CES FEMMES AUX DEUX VISAGES :
LES PERVERSES NARCISSIQUES
ENTRETIEN MENÉ AUPRÈS D'ÉRIC BÉNEVAUT - PSYCHANALYSTE
« La perversion agrémentée de narcissisme : le tout au féminin… Qu’est-ce qui vous a donné l’envie d’écrire sur cette thématique qui est beaucoup plus fréquemment abordée sur et non sous une forme masculine ? Est-ce un fait nouveau ? »
C’est vrai que l’on parle beaucoup depuis quelques années des pervers narcissiques masculins si bien qu’aujourd’hui, ils occupent tout l’espace médiatique et par extension tout l’espace de réflexion personnelle. Cette figure de l’homme forcément brutal et violent est progressivement devenue un stéréotype, faux mais très présent, comme si seuls les hommes étaient capables de tels comportements. Mon expérience professionnelle en tant que thérapeute me montre qu’il n’en est rien. Certaines femmes aussi à leur manière investissent le champ de la manipulation et de la violence.
« Est-ce difficile de vulgariser un sujet aussi tabou d’autant plus que cela peut aussi se retrouver ou se dupliquer dans des situations liées au monde de l’entreprise ? D’ailleurs par rapport aux témoignages que vous avez-vous pu recueillir, ces femmes sont-elles plutôt des femmes aux foyers ou sont-elles plutôt de type carriériste ? Ces personnes sont-elles conscientes de leurs actes profonds et de leurs conséquences ? »

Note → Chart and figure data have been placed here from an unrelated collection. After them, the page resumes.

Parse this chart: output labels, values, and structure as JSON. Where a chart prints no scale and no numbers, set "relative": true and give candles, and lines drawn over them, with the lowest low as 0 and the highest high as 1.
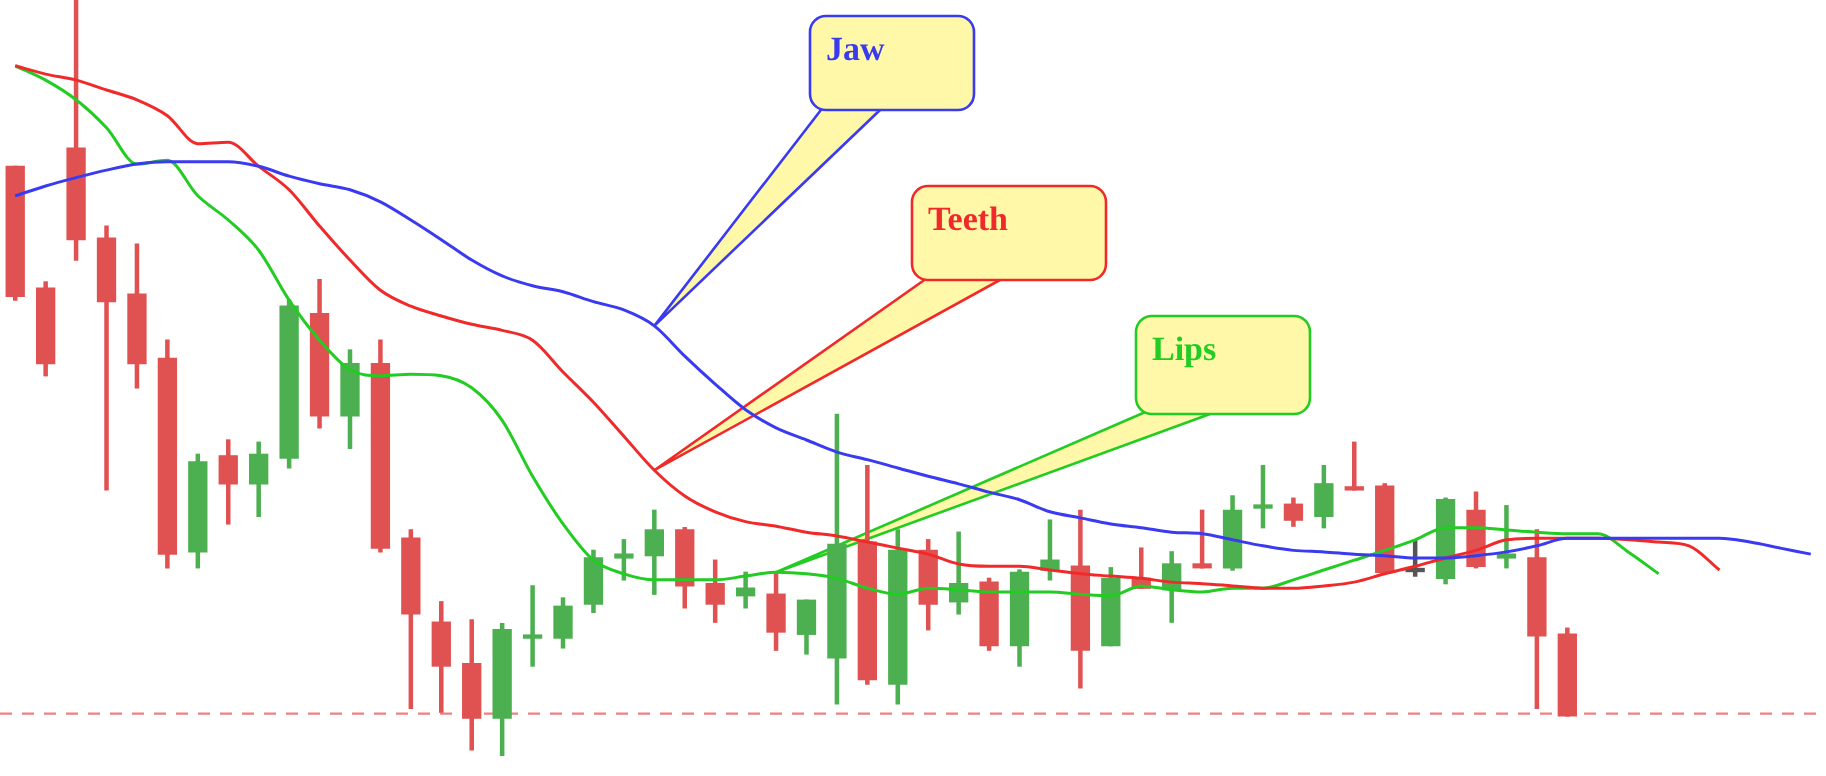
{
  "chart_data": {
    "type": "candlestick",
    "relative": true,
    "legend": false,
    "categories": [
      null,
      null,
      null,
      null,
      null,
      null,
      null,
      null,
      null,
      null,
      null,
      null,
      null,
      null,
      null,
      null,
      null,
      null,
      null,
      null,
      null,
      null,
      null,
      null,
      null,
      null,
      null,
      null,
      null,
      null,
      null,
      null,
      null,
      null,
      null,
      null,
      null,
      null,
      null,
      null,
      null,
      null,
      null,
      null,
      null,
      null,
      null,
      null,
      null,
      null,
      null,
      null,
      null,
      null,
      null,
      null,
      null,
      null,
      null,
      null
    ],
    "ohlc": [
      [
        0.78,
        0.78,
        0.603,
        0.608
      ],
      [
        0.619,
        0.627,
        0.503,
        0.519
      ],
      [
        0.804,
        1,
        0.656,
        0.683
      ],
      [
        0.685,
        0.701,
        0.352,
        0.601
      ],
      [
        0.611,
        0.677,
        0.487,
        0.519
      ],
      [
        0.526,
        0.55,
        0.249,
        0.267
      ],
      [
        0.27,
        0.399,
        0.249,
        0.389
      ],
      [
        0.397,
        0.418,
        0.307,
        0.36
      ],
      [
        0.36,
        0.415,
        0.317,
        0.399
      ],
      [
        0.394,
        0.603,
        0.381,
        0.595
      ],
      [
        0.585,
        0.63,
        0.434,
        0.45
      ],
      [
        0.45,
        0.537,
        0.407,
        0.519
      ],
      [
        0.519,
        0.55,
        0.27,
        0.275
      ],
      [
        0.288,
        0.299,
        0.063,
        0.188
      ],
      [
        0.177,
        0.204,
        0.058,
        0.119
      ],
      [
        0.122,
        0.18,
        0.008,
        0.05
      ],
      [
        0.05,
        0.175,
        0,
        0.167
      ],
      [
        0.156,
        0.225,
        0.119,
        0.159
      ],
      [
        0.156,
        0.209,
        0.143,
        0.198
      ],
      [
        0.201,
        0.272,
        0.19,
        0.262
      ],
      [
        0.262,
        0.286,
        0.233,
        0.267
      ],
      [
        0.265,
        0.325,
        0.214,
        0.299
      ],
      [
        0.299,
        0.302,
        0.196,
        0.225
      ],
      [
        0.228,
        0.259,
        0.177,
        0.201
      ],
      [
        0.212,
        0.243,
        0.196,
        0.222
      ],
      [
        0.214,
        0.241,
        0.14,
        0.164
      ],
      [
        0.161,
        0.206,
        0.135,
        0.206
      ],
      [
        0.13,
        0.452,
        0.069,
        0.28
      ],
      [
        0.283,
        0.384,
        0.095,
        0.101
      ],
      [
        0.095,
        0.299,
        0.069,
        0.272
      ],
      [
        0.272,
        0.286,
        0.167,
        0.201
      ],
      [
        0.204,
        0.296,
        0.188,
        0.228
      ],
      [
        0.23,
        0.235,
        0.14,
        0.146
      ],
      [
        0.146,
        0.246,
        0.119,
        0.243
      ],
      [
        0.246,
        0.312,
        0.233,
        0.259
      ],
      [
        0.251,
        0.325,
        0.09,
        0.14
      ],
      [
        0.146,
        0.249,
        0.146,
        0.235
      ],
      [
        0.235,
        0.275,
        0.222,
        0.222
      ],
      [
        0.22,
        0.27,
        0.177,
        0.254
      ],
      [
        0.254,
        0.325,
        0.249,
        0.249
      ],
      [
        0.249,
        0.344,
        0.246,
        0.325
      ],
      [
        0.328,
        0.384,
        0.302,
        0.331
      ],
      [
        0.333,
        0.341,
        0.304,
        0.312
      ],
      [
        0.317,
        0.384,
        0.302,
        0.36
      ],
      [
        0.354,
        0.415,
        0.352,
        0.352
      ],
      [
        0.357,
        0.36,
        0.243,
        0.243
      ],
      [
        0.244,
        0.286,
        0.238,
        0.248
      ],
      [
        0.235,
        0.341,
        0.228,
        0.339
      ],
      [
        0.325,
        0.349,
        0.249,
        0.251
      ],
      [
        0.262,
        0.331,
        0.249,
        0.267
      ],
      [
        0.262,
        0.299,
        0.063,
        0.159
      ],
      [
        0.161,
        0.169,
        0.053,
        0.053
      ],
      null,
      null,
      null,
      null,
      null,
      null,
      null,
      null
    ],
    "colors": [
      "#e05252",
      "#e05252",
      "#e05252",
      "#e05252",
      "#e05252",
      "#e05252",
      "#4caf50",
      "#e05252",
      "#4caf50",
      "#4caf50",
      "#e05252",
      "#4caf50",
      "#e05252",
      "#e05252",
      "#e05252",
      "#e05252",
      "#4caf50",
      "#4caf50",
      "#4caf50",
      "#4caf50",
      "#4caf50",
      "#4caf50",
      "#e05252",
      "#e05252",
      "#4caf50",
      "#e05252",
      "#4caf50",
      "#4caf50",
      "#e05252",
      "#4caf50",
      "#e05252",
      "#4caf50",
      "#e05252",
      "#4caf50",
      "#4caf50",
      "#e05252",
      "#4caf50",
      "#e05252",
      "#4caf50",
      "#e05252",
      "#4caf50",
      "#4caf50",
      "#e05252",
      "#4caf50",
      "#e05252",
      "#e05252",
      "#555555",
      "#4caf50",
      "#e05252",
      "#4caf50",
      "#e05252",
      "#e05252",
      null,
      null,
      null,
      null,
      null,
      null,
      null,
      null
    ],
    "series": [
      {
        "name": "Jaw",
        "type": "line",
        "color": "#3a3af0",
        "values": [
          0.741,
          0.754,
          0.765,
          0.775,
          0.783,
          0.786,
          0.786,
          0.786,
          0.78,
          0.767,
          0.757,
          0.749,
          0.733,
          0.709,
          0.683,
          0.656,
          0.635,
          0.622,
          0.614,
          0.601,
          0.59,
          0.569,
          0.529,
          0.492,
          0.458,
          0.434,
          0.418,
          0.402,
          0.392,
          0.381,
          0.37,
          0.36,
          0.349,
          0.339,
          0.323,
          0.315,
          0.307,
          0.302,
          0.296,
          0.294,
          0.286,
          0.278,
          0.272,
          0.27,
          0.267,
          0.265,
          0.262,
          0.262,
          0.265,
          0.27,
          0.278,
          0.288,
          0.288,
          0.288,
          0.288,
          0.288,
          0.288,
          0.283,
          0.275,
          0.267
        ]
      },
      {
        "name": "Teeth",
        "type": "line",
        "color": "#f02a2a",
        "values": [
          0.913,
          0.902,
          0.894,
          0.881,
          0.868,
          0.847,
          0.81,
          0.812,
          0.78,
          0.749,
          0.701,
          0.656,
          0.616,
          0.595,
          0.582,
          0.571,
          0.563,
          0.55,
          0.508,
          0.468,
          0.423,
          0.378,
          0.344,
          0.323,
          0.31,
          0.304,
          0.296,
          0.291,
          0.283,
          0.275,
          0.267,
          0.254,
          0.251,
          0.251,
          0.246,
          0.241,
          0.238,
          0.235,
          0.23,
          0.228,
          0.225,
          0.222,
          0.222,
          0.225,
          0.23,
          0.241,
          0.251,
          0.262,
          0.272,
          0.286,
          0.288,
          0.288,
          0.288,
          0.286,
          0.283,
          0.278,
          0.246,
          null,
          null,
          null
        ]
      },
      {
        "name": "Lips",
        "type": "line",
        "color": "#22cc22",
        "values": [
          0.913,
          0.894,
          0.868,
          0.831,
          0.783,
          0.788,
          0.741,
          0.709,
          0.669,
          0.603,
          0.55,
          0.511,
          0.503,
          0.505,
          0.503,
          0.487,
          0.444,
          0.37,
          0.307,
          0.259,
          0.241,
          0.233,
          0.233,
          0.233,
          0.238,
          0.243,
          0.241,
          0.235,
          0.222,
          0.214,
          0.222,
          0.22,
          0.217,
          0.217,
          0.217,
          0.214,
          0.212,
          0.225,
          0.22,
          0.217,
          0.222,
          0.222,
          0.233,
          0.246,
          0.259,
          0.272,
          0.286,
          0.302,
          0.302,
          0.299,
          0.296,
          0.294,
          0.294,
          0.27,
          0.241,
          null,
          null,
          null,
          null,
          null
        ]
      }
    ],
    "ref_lines": [
      {
        "axis": "y",
        "value": 0.056,
        "color": "#f08080",
        "line_style": "dashed"
      }
    ]
  }
}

Le mot « tabou » que vous utilisez est très juste. Lors de mes recherches préparatoires je me suis aperçu que peu de statistiques françaises étaient disponibles concernant le nombre véritable d’hommes maltraités par leur compagne. Lorsque ces chiffres existent, ils sont souvent fantaisistes et détachés de toute réalité. Ainsi, j’ai dû me tourner vers des pays plus en avance sur le chemin de la reconnaissance d’actes féminins violents, tel que la Suisse, la Belgique et le Canada qui produisent des études et des statistiques fiables car apparemment dégagés de toute attitude idéologique. Dans le même ordre d’idées, la seule association française qui soutenait les hommes brutalisés par leur compagne a disparu faute de soutien. Il s’agissait de l’association SOS Hommes Battus fondée par Sylvianne Spitzer. Pour ce qui est du monde de l’entreprise, il est difficile de faire un parallèle avec ce qui peut se passer au sein de la famille, par exemple. En effet, les femmes violentes redoutent la publicité. Pour pouvoir se perpétuer, leurs brutalités doivent rester cachées. C’est pourquoi ces femmes adoptent une conduite des plus lisses à l’extérieur. La plupart semblent parfaitement adaptées socialement et leur entourage ne s’aperçoit généralement de leurs turpitudes que lorsqu’elles ont investi une violence qui ne peut plus être masquée. Les femmes qui cèdent à la violence n’appartiennent à aucun milieu ou classe sociale particulière. Je connais des femmes issues de milieux très favorisés qui sont dans ce cas.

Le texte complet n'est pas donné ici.